Two bodies are thrown up at angles of `45^@ and 60^@` respectively, with the horizontal. If both bodies attain same vertical height, then the ratio of velocities with which these are thrown is

To solve the problem, we need to find the ratio of the velocities of two bodies thrown at angles of \(45^\circ\) and \(60^\circ\) that reach the same vertical height. We will use the formula for the maximum height attained by a projectile: \[ H = \frac{U^2 \sin^2 \theta}{2g} \] where \(H\) is the maximum height, \(U\) is the initial velocity, \(\theta\) is the angle of projection, and \(g\) is the acceleration due to gravity. ### Step-by-step Solution: 1. **Define the Variables**: Let \(U_1\) be the initial velocity of the body thrown at \(45^\circ\) and \(U_2\) be the initial velocity of the body thrown at \(60^\circ\). 2. **Write the Height Equations**: For the body thrown at \(45^\circ\): \[ H_1 = \frac{U_1^2 \sin^2(45^\circ)}{2g} \] For the body thrown at \(60^\circ\): \[ H_2 = \frac{U_2^2 \sin^2(60^\circ)}{2g} \] 3. **Substitute the Values of Sine**: We know that: \(\sin(45^\circ) = \frac{1}{\sqrt{2}}\) and \(\sin(60^\circ) = \frac{\sqrt{3}}{2}\).

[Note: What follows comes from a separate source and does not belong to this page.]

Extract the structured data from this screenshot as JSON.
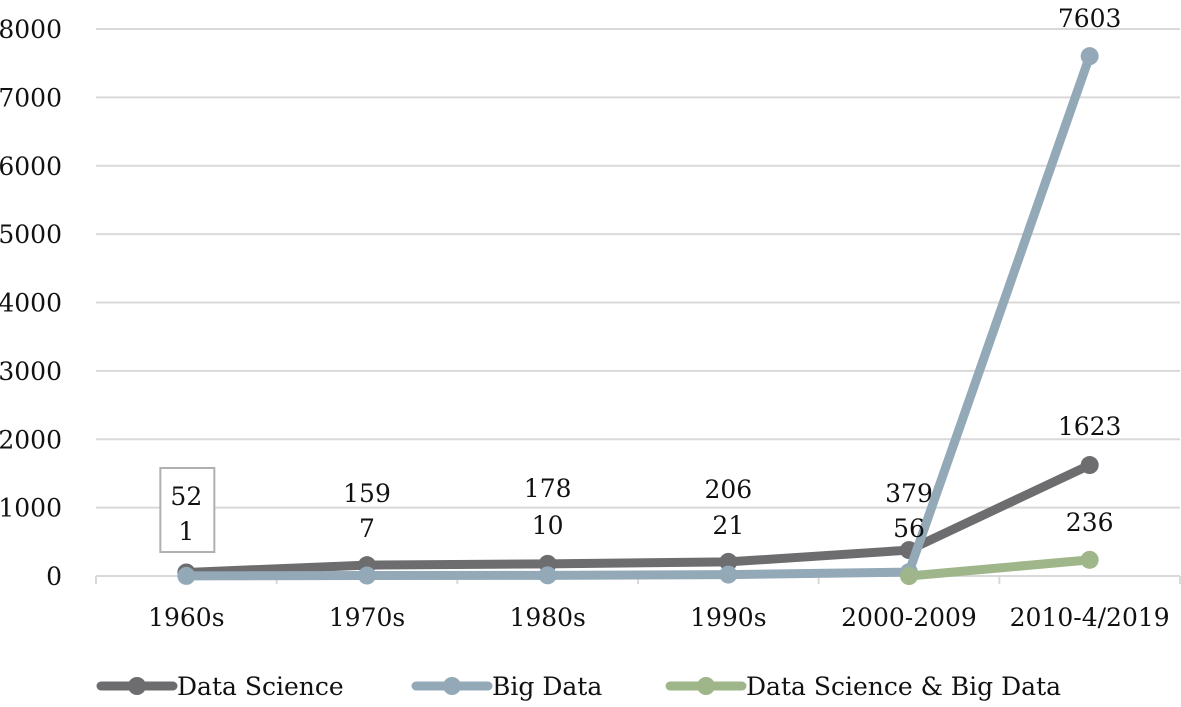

Therefore, \[ H_1 = \frac{U_1^2 \left(\frac{1}{\sqrt{2}}\right)^2}{2g} = \frac{U_1^2 \cdot \frac{1}{2}}{2g} = \frac{U_1^2}{4g} \] \[ H_2 = \frac{U_2^2 \left(\frac{\sqrt{3}}{2}\right)^2}{2g} = \frac{U_2^2 \cdot \frac{3}{4}}{2g} = \frac{3U_2^2}{8g} \] 4. **Set the Heights Equal**: Since both bodies attain the same height: \[ H_1 = H_2 \] Therefore, \[ \frac{U_1^2}{4g} = \frac{3U_2^2}{8g} \] 5. **Eliminate \(g\)**: We can cancel \(g\) from both sides: \[ \frac{U_1^2}{4} = \frac{3U_2^2}{8} \] 6. **Cross Multiply**: \[ 8U_1^2 = 12U_2^2 \] 7. **Rearrange to Find the Ratio**: \[ \frac{U_1^2}{U_2^2} = \frac{12}{8} = \frac{3}{2} \] Taking the square root of both sides gives: \[ \frac{U_1}{U_2} = \sqrt{\frac{3}{2}} = \frac{\sqrt{3}}{\sqrt{2}} \] ### Final Answer: The ratio of the velocities with which the two bodies are thrown is: \[ \frac{U_1}{U_2} = \frac{\sqrt{3}}{\sqrt{2}} \]